Crypto trading platform Coinseed is shutting down following NYAG lawsuit
Crypto trading app provider Coinseed announced Tuesday that it is shutting down following a lawsuit by the New York State Attorney General (NYAG) Letitia James.
In February, James accused Coinseed and its executives of defrauding investors of more than $1 million and breaking U.S. registration laws. Later in May, the NYAG filed a court motion to freeze Coinseed’s trading activity and halt all its operations. Finally, on Monday, the NYAG secured a court order to block Coinseed’s activities and put in place a receiver to ensure the protection of investors’ money going forward.
Delgerdalai Davaasambuu, CEO of Coinseed and a defendant in the case, said it is "immensely mournful and frustrating to shut down the business." He maintains no wrongdoing and says Coinseed made a "fatal mistake" by living in New York until 2019.
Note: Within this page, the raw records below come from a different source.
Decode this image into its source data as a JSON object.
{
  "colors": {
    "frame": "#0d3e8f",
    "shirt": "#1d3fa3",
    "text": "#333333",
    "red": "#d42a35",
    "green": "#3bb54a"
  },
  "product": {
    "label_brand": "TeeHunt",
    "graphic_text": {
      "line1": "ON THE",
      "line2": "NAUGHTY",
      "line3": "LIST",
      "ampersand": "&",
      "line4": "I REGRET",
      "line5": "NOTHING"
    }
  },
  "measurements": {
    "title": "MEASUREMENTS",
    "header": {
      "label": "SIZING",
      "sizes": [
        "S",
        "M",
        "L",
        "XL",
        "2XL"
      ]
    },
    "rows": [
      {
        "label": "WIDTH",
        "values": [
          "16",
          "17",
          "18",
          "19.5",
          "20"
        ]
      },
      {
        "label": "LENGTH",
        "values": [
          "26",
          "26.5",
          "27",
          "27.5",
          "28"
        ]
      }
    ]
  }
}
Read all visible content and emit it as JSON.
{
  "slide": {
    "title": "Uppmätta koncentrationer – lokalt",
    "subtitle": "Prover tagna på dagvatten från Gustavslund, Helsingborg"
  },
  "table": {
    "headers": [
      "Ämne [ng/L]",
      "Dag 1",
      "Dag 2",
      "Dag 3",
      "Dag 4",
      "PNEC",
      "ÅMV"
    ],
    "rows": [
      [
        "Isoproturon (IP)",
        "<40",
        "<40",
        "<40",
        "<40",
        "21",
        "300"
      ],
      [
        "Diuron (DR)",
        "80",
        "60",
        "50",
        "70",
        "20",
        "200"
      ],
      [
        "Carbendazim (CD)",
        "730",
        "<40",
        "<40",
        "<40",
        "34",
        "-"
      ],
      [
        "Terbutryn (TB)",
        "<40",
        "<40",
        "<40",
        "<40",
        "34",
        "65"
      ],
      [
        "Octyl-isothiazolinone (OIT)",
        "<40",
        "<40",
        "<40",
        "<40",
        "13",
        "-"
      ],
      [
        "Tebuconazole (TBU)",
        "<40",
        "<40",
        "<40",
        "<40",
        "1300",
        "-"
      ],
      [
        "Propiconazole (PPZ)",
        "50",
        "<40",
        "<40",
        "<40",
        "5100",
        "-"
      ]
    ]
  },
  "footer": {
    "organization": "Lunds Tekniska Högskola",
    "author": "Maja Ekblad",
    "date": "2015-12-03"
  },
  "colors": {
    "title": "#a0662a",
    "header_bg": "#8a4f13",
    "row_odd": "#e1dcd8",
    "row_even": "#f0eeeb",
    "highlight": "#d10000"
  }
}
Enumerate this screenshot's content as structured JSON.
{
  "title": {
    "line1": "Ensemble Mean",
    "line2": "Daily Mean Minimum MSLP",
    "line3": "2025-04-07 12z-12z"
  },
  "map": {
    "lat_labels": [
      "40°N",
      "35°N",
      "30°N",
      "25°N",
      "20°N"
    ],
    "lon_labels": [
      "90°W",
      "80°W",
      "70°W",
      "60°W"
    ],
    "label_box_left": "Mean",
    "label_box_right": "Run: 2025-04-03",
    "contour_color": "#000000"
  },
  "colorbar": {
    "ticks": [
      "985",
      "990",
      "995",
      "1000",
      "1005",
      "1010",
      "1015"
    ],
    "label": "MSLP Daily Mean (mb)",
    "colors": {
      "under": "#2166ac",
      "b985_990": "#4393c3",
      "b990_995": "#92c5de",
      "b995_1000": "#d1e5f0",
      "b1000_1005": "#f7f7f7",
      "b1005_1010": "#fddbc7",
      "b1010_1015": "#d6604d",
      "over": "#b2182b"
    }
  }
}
Coinseed was founded in 2017 and raised $1 million via an initial coin offering (ICO) in 2018. According to the NYAG, Coinseed conducted an unregistered securities offering in the form of the ICO by issuing its CSD token and never registered to trade any cryptocurrency within or from the New York state.
Davaasambuu says Coinseed raised the ICO money from non-U.S. investors. "Our ICO excluded US investors and we’ve paid back more than twice the ICO amount to the ICO investors as rewards so far," he said, adding that there hasn’t been any, "not even a single one," complaint about its ICO or its token from investors.
More than 170 complaints
The NYAG says it has received more than 170 complaints from investors who were concerned about protecting their assets due to Coinseed’s allegedly fraudulent conduct.
The NYAG has also accused Coinseed of operating as an unregistered commodities broker-dealer. Davaasambuu says "it’s very laughable since no other cryptocurrency exchanges have become a registered broker-dealer." He says the only difference between Coinseed and other exchanges is that "they have enough money to fight in the court."
"We can’t spend millions of dollars in legal fights," he said.
As for user funds, they "will be returned soon and we’re interviewing law firms to hire for the matter," said Davaasambuu.
Davaasambuu has also created a free token called FLJ ("F*** Letita James") in frustration. "It’ll be listed on various DeFi platforms soon and will be available for trading," he said.